Reading about last week’s low-rise zoning public meeting is enough to lose your faith in humanity, but it’s worth thinking about what the purpose of community input is. As usual, Matt Yglesias has some interesting thoughts on this subject:
Q: What do you think are the best practices for urban planning and community input and cooperation? So often, great plans are defeated or watered down [because] of a very vocal minority.
I think it’s important for people to think harder about what the point of community input is. Presumably the idea is that you don’t want outsiders who may not understand the situation to run roughshod over existing residents like in some of these urban renewal nightmare stories. But that means you actually want to get a valid sample of the population, not just whichever subset of the population happens to have the time and inclination to come to meetings. And you also have to listen to what people are specifically saying
— are they bringing new information to light, or are they simply advancing very narrow interests… It’s good to listen to everyone, but that doesn’t mean you have to do what they want.
Although I agree with everything above, the case for public meetings deserves a more thorough interrogation than to wave generically at 1960s urban renewal. Whether it’s a transportation project or a development, the greatest value of public meetings is facts, not opinions. How do people use the space? What trips do they make? What little-understood but much-loved institution will the project destroy that a simple change in the plan could save?
If the intention of a project is to benefit the current residents of a particular neighborhood, then it’s important that someone there actually values the improvement. However, many city projects ought not to be specifically intended to benefit the current residents of a particular neighborhood.

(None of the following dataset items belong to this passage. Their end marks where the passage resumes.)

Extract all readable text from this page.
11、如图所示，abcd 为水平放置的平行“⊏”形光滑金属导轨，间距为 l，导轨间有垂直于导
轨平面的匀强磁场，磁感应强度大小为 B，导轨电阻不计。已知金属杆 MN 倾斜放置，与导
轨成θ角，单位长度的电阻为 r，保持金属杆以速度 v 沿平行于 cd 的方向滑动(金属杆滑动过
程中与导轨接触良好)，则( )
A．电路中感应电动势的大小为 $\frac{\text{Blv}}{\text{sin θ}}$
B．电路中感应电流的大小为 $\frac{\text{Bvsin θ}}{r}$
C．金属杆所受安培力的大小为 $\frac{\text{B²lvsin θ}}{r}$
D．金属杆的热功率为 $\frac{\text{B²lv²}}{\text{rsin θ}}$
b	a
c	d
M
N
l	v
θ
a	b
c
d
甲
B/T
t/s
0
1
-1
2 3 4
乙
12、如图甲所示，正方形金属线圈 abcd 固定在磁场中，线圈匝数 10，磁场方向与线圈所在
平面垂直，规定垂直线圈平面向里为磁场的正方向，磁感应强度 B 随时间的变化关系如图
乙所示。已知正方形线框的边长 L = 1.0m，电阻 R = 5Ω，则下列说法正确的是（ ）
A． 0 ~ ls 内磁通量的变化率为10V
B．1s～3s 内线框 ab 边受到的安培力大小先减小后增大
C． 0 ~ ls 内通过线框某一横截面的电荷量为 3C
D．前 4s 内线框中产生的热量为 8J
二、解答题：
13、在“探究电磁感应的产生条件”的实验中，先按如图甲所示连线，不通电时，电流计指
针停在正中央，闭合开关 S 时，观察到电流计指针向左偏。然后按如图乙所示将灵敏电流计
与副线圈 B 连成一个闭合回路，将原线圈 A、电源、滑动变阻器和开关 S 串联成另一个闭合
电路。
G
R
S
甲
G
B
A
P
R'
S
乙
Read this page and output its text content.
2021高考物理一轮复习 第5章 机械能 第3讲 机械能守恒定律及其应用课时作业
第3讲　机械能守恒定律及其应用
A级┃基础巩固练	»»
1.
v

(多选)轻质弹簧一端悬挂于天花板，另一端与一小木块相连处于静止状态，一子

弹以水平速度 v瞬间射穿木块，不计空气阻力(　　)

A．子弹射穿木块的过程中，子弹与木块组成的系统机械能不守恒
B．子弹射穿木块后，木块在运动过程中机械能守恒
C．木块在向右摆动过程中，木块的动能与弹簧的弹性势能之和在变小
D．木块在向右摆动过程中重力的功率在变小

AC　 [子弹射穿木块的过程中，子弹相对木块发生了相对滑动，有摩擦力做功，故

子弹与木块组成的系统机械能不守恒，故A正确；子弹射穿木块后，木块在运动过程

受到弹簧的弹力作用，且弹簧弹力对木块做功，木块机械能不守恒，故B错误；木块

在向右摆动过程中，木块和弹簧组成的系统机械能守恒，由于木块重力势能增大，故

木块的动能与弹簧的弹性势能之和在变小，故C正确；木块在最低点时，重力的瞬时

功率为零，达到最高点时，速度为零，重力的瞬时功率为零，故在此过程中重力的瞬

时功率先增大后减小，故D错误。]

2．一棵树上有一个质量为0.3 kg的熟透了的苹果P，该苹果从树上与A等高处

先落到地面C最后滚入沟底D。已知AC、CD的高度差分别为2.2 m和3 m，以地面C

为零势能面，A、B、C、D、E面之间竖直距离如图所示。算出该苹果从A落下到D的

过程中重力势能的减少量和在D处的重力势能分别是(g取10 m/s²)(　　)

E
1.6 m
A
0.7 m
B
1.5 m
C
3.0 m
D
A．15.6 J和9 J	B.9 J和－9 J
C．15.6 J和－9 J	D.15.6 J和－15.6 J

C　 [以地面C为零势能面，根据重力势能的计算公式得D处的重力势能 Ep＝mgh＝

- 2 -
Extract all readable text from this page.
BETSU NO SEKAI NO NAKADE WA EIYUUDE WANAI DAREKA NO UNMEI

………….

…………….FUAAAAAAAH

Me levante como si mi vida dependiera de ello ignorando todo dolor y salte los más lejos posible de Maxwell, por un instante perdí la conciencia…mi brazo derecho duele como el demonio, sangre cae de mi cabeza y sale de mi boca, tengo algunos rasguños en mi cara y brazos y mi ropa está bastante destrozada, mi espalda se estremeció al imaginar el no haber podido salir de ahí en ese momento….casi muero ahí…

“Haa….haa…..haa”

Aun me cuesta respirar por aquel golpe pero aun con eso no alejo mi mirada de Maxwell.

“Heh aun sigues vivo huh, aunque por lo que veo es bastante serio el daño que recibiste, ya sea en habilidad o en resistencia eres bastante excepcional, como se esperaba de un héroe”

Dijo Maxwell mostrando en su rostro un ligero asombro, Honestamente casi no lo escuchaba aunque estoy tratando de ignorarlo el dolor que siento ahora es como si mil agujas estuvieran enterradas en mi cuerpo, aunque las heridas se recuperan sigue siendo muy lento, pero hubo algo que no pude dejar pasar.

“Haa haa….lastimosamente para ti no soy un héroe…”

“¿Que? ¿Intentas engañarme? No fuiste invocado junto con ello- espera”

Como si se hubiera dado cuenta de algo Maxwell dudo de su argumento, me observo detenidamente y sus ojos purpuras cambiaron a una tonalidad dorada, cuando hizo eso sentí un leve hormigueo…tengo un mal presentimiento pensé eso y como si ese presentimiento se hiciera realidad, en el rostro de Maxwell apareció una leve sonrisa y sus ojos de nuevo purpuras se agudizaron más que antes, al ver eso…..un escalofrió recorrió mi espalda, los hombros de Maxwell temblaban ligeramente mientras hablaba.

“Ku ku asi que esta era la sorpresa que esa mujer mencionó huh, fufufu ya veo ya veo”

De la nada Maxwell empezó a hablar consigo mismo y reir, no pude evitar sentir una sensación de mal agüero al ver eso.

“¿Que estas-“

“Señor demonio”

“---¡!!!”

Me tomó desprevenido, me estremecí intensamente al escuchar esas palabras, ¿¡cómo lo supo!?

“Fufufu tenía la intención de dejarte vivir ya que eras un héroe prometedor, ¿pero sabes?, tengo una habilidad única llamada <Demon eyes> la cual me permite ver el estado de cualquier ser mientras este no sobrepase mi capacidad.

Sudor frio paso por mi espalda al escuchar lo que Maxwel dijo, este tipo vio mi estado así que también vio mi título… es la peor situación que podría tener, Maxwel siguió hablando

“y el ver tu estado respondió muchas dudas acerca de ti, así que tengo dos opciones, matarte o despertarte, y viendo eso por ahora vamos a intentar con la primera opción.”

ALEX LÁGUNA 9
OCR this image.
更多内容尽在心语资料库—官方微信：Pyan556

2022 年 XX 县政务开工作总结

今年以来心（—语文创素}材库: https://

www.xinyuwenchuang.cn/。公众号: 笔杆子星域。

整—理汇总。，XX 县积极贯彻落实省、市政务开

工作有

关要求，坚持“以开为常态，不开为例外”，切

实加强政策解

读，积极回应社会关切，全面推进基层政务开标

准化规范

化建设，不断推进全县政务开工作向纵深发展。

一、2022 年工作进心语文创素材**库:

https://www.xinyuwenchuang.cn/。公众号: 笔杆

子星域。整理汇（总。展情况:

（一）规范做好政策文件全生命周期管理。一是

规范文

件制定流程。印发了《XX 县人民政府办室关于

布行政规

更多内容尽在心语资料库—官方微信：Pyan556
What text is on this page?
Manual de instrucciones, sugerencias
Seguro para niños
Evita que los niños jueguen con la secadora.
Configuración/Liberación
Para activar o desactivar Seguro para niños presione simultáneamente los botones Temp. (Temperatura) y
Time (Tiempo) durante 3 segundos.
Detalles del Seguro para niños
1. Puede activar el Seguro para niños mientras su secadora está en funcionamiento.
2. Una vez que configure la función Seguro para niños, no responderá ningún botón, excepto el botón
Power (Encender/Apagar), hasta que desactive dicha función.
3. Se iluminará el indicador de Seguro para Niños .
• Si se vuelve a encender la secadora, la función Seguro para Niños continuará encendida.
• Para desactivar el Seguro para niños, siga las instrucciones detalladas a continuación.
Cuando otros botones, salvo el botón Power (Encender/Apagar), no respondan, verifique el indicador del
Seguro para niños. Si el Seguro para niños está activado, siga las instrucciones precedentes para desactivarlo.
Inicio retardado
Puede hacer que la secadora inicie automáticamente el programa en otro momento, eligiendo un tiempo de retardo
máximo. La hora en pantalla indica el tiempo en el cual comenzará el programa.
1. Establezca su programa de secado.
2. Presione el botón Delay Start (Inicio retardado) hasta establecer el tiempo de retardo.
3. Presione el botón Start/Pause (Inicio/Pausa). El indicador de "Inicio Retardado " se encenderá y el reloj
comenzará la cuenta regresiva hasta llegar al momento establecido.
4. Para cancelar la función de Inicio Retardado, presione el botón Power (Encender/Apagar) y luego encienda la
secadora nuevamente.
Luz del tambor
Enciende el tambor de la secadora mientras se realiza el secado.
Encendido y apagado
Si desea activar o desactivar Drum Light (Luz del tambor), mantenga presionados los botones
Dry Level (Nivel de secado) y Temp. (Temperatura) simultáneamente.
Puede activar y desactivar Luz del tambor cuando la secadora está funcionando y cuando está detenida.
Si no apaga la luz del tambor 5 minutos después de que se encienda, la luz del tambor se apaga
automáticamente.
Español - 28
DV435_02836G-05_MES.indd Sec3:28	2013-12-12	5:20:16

Take the example of bringing low-income housing to a relatively wealthy area. There are concrete reasons to oppose low-income housing, beyond prejudice and aesthetics. Living in a neighborhood with variety of incomes and cultures isn’t for everyone. Moreover, low incomes often bring social problems and lower property values.
I think most readers won’t be particularly moved by those points. Building low-income housing is is about accommodating future residents, meeting the city’s broader social justice goals, and maintaining the city’s diversity, not protecting home values. There’s nothing magical about the neighborhood as a unit of decision, in particular when its intent is measured with deeply flawed public meeting tools, when the city’s robust democratic institutions have decided on a different course.
Which it makes it all the more astounding that when the issue isn’t low-income housing, for many people the much lower-stakes concerns about “scale” and “character” overwhelm the enormous objective advantages of denser housing.